Acinetobacter baumannii is an opportunistic pathogen causing healthcare-associated infections worldwide. A. baumannii clinical strains have demonstrated a remarkable ability to evolve resistance to almost all drugs available (MDR) in the antimicrobial arsenal, including the last-resource carbapenem -lactams mainly from the acquisition of carbapenem-hydrolyzing class-D β-lactamase (CHDL) genes. CHDL genes such as blaOXA-58 are embedded in plasmid-borne genetic structures flanked by short 28-nt motifs potentially recognized by the site-specific XerC and XerD tyrosine-recombinases of the host cell (XerC/D sites). However, whether these sites could mediate site-specific recombination (SSR) events and influence the mobilization of resistance structures was obscure. We recently demonstrated that some of these XerC/D sequences could compose recombinationally-active sister pairs (1). Here we characterized in detail the plasmids carried by A. baumannii Ab825, a MDR clinical strain which displays carbapenem resistance due to overproduction of an acquired blaOXA-58. Plasmids were analyzed by 454 pyrosequencing, comparative sequence analysis, primer walking, and transformation of susceptible Acinetobacter strains.
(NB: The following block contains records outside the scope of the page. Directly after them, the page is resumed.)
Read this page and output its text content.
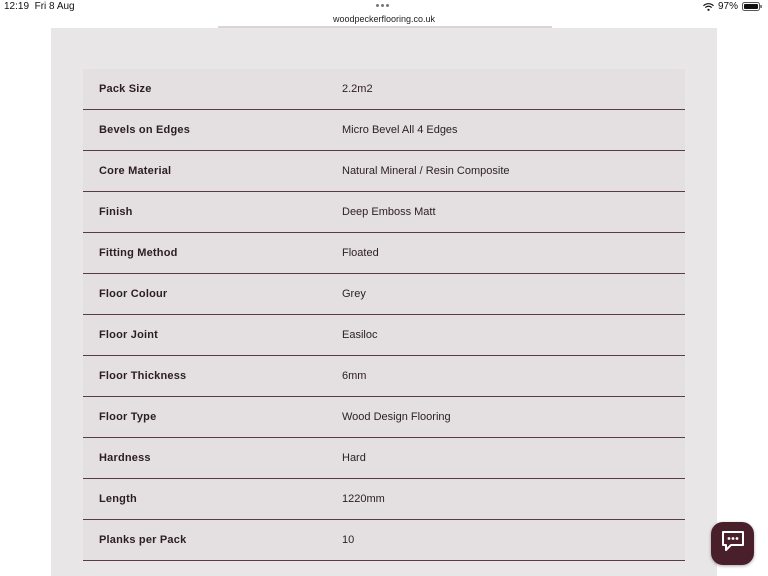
12:19 Fri 8 Aug	97%
woodpeckerflooring.co.uk
Pack Size	2.2m2
Bevels on Edges	Micro Bevel All 4 Edges
Core Material	Natural Mineral / Resin Composite
Finish	Deep Emboss Matt
Fitting Method	Floated
Floor Colour	Grey
Floor Joint	Easiloc
Floor Thickness	6mm
Floor Type	Wood Design Flooring
Hardness	Hard
Length	1220mm
Planks per Pack	10
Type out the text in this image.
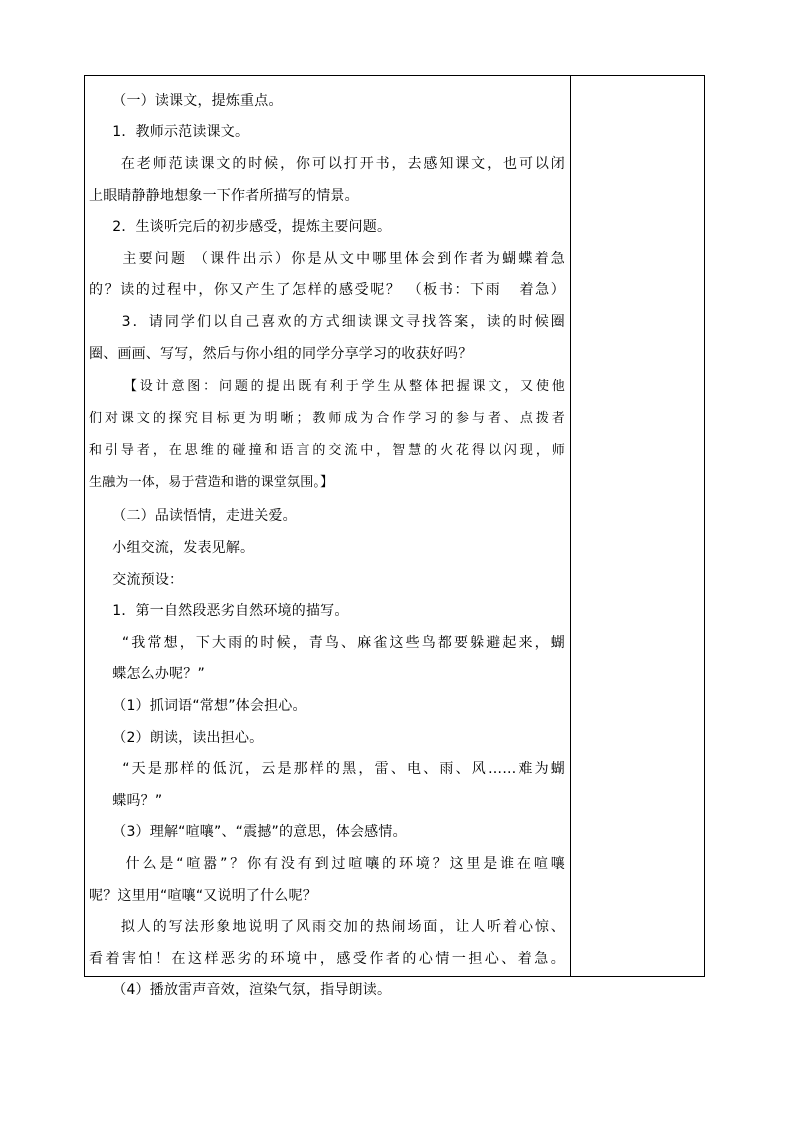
（一）读课文，提炼重点。
1．教师示范读课文。
在老师范读课文的时候，你可以打开书，去感知课文，也可以闭
上眼睛静静地想象一下作者所描写的情景。
2．生谈听完后的初步感受，提炼主要问题。
主要问题 （课件出示）你是从文中哪里体会到作者为蝴蝶着急
的？读的过程中，你又产生了怎样的感受呢？ （板书：下雨   着急）
3．请同学们以自己喜欢的方式细读课文寻找答案，读的时候圈
圈、画画、写写，然后与你小组的同学分享学习的收获好吗？
【设计意图：问题的提出既有利于学生从整体把握课文，又使他
们对课文的探究目标更为明晰；教师成为合作学习的参与者、点拨者
和引导者，在思维的碰撞和语言的交流中，智慧的火花得以闪现，师
生融为一体，易于营造和谐的课堂氛围。】
（二）品读悟情，走进关爱。
小组交流，发表见解。
交流预设：
1．第一自然段恶劣自然环境的描写。
“我常想，下大雨的时候，青鸟、麻雀这些鸟都要躲避起来，蝴
蝶怎么办呢？”
（1）抓词语“常想”体会担心。
（2）朗读，读出担心。
“天是那样的低沉，云是那样的黑，雷、电、雨、风……难为蝴
蝶吗？”
（3）理解“喧嚷”、“震撼”的意思，体会感情。
什么是“喧嚣”？你有没有到过喧嚷的环境？这里是谁在喧嚷
呢？这里用“喧嚷“又说明了什么呢？
拟人的写法形象地说明了风雨交加的热闹场面，让人听着心惊、
看着害怕！在这样恶劣的环境中，感受作者的心情一担心、着急。
（4）播放雷声音效，渲染气氛，指导朗读。
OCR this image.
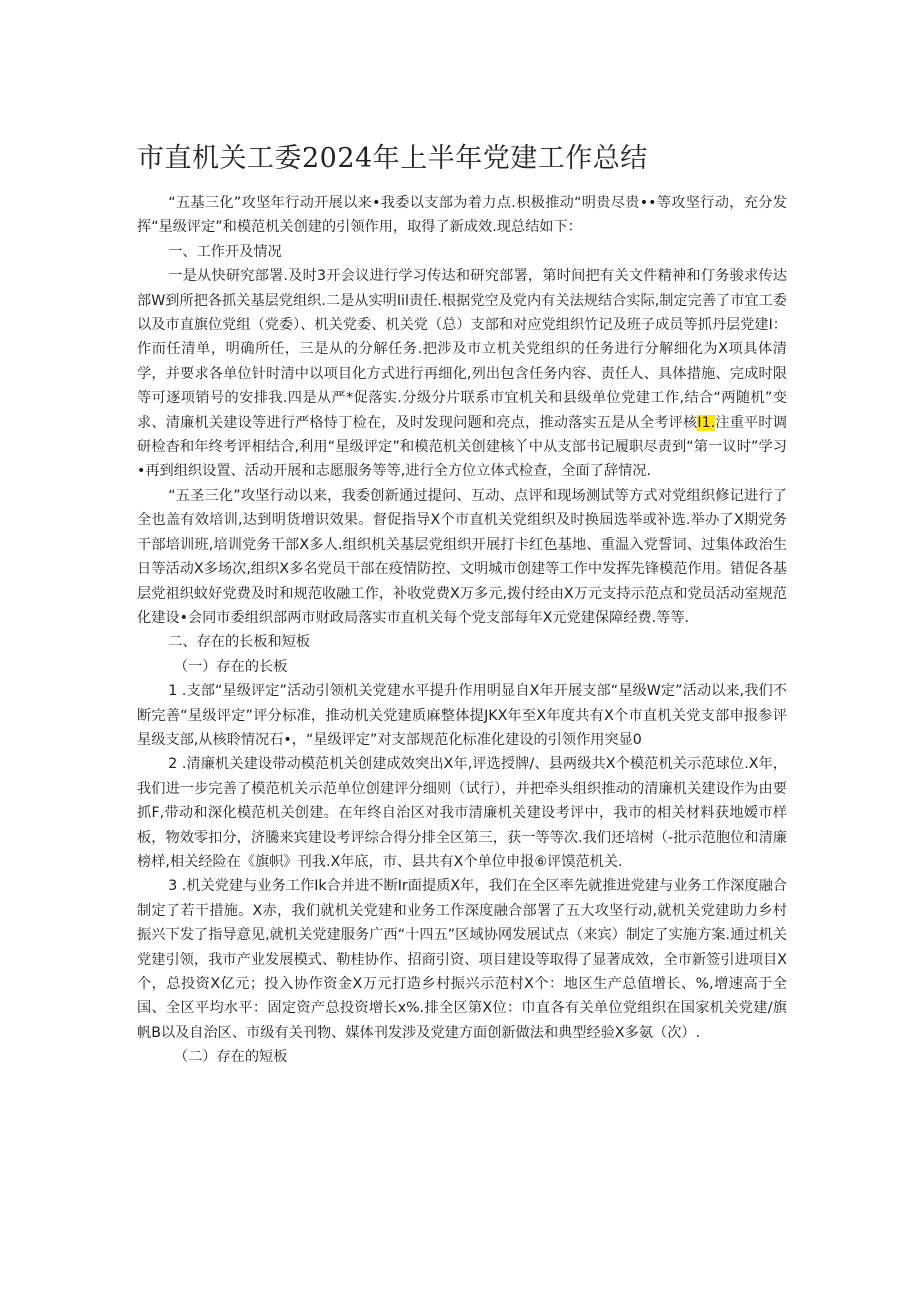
市直机关工委2024年上半年党建工作总结

“五基三化”攻坚年行动开展以来•我委以支部为着力点.枳极推动“明贵尽贵••等攻坚行动，充分发挥“星级评定”和模范机关创建的引领作用，取得了新成效.现总结如下：

一、工作开及情况

一是从快研究部署.及时3开会议进行学习传达和研究部署，第时间把有关文件精神和仃务骏求传达部W到所把各抓关基层党组织.二是从实明Iil责任.根据党空及党内有关法规结合实际,制定完善了市宜工委以及市直旗位党组（党委）、机关党委、机关党（总）支部和对应党组织竹记及班子成员等抓丹层党建I：作而任清单，明确所任，三是从的分解任务.把涉及市立机关党组织的任务进行分解细化为X项具体清学，并要求各单位针时清中以项目化方式进行再细化,列出包含任务内容、责任人、具体措施、完成时限等可逐项销号的安排我.四是从严*促落实.分级分片联系市宜机关和县级单位党建工作,结合“两随机”变求、清廉机关建设等进行严格恃丁检在，及时发现问题和亮点，推动落实五是从全考评核I1.注重平时调研检杳和年终考评相结合,利用“星级评定”和模范机关创建核丫中从支部书记履职尽责到“第一议时”学习•再到组织设置、活动开展和志愿服务等等,进行全方位立体式检查，全面了辞情况.

“五圣三化”攻坚行动以来，我委创新通过提问、互动、点评和现场测试等方式对党组织修记进行了全也盖有效培训,达到明货增识效果。督促指导X个市直机关党组织及时换屆选举或补选.举办了X期党务干部培训班,培训党务干部X多人.组织机关基层党组织开展打卡红色基地、重温入党誓词、过集体政治生日等活动X多场次,组织X多名党员干部在疫情防控、文明城市创建等工作中发挥先锋模范作用。错促各基层党祖织蚊好党费及时和规范收融工作，补收党费X万多元,拨付经由X万元支持示范点和党员活动室规范化建设•会同市委组织部两市财政局落实市直机关每个党支部每年X元党建保障经费.等等.

二、存在的长板和短板

（一）存在的长板

1 .支部“星级评定”活动引领机关党建水平提升作用明显自X年开展支部“星级W定”活动以来,我们不断完善“星级评定”评分标准，推动机关党建质麻整体提JKX年至X年度共有X个市直机关党支部申报参评星级支部,从核聆情况石•，“星级评定”对支部规范化标准化建设的引领作用突显0

2 .清廉机关建设带动模范机关创建成效突出X年,评选授牌/、县两级共X个模范机关示范球位.X年，我们进一步完善了模范机关示范单位创建评分细则（试行），并把牵头组织推动的清廉机关建设作为由要抓F,带动和深化模范机关创建。在年终自治区对我市清廉机关建设考评中，我市的相关材料获地嫒市样板，物效零扣分，济騰来宾建设考评综合得分排全区第三，获一等等次.我们还培树（-批示范胞位和清廉榜样,相关经险在《旗帜》刊我.X年底，市、县共有X个单位申报⑥评馍范机关.

3 .机关党建与业务工作Ik合并进不断Ir面提质X年，我们在全区率先就推进党建与业务工作深度融合制定了若干措施。X赤，我们就机关党建和业务工作深度融合部署了五大攻坚行动,就机关党建助力乡村振兴下发了指导意见,就机关党建服务广西“十四五”区域协网发展试点（来宾）制定了实施方案.通过机关党建引领，我市产业发展模式、勒桂协作、招商引资、项目建设等取得了显著成效，全市新签引进项目X个，总投资X亿元；投入协作资金X万元打造乡村振兴示范村X个：地区生产总值增长、%,增速高于全国、全区平均水平：固定资产总投资增长x%.排全区第X位：巾直各有关单位党组织在国家机关党建/旗帆B以及自治区、市级有关刊物、媒体刊发涉及党建方面创新做法和典型经验X多氨（次）.

（二）存在的短板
Pyrosequencing indicated the presence of plasmids of 12kb and 36 kbp in Ab825 (pAb825_12 and pAb825_36, respectively), the latter carrying an adaptive module encompassing blaOXA-58 and aphA6 genes flanked by several dif-like sites and conferring simultaneous resistance to carbapenems and aminoglycosides to the host. pAb825_36 was found to represent a co-integrate resulting from a fusion of two plasmids (designated pAb825_27 and pAb825_9, respectively) resulting from a SSR involving XerC/D sites. Evidences were obtained that different pairs of XerC/D sites also mediated inversion events involving the blaOXA-58- and aphA6-containing adaptive module, as well as a fusion between pAb825_27 and pAb825_12. The overall results shed light on the role of XerC/D-mediated SSR in the evolutionary dynamics of A. baumannii plasmids and the underlying mechanisms of dissemination of antimicrobial resistance structures among the Acinetobacter population.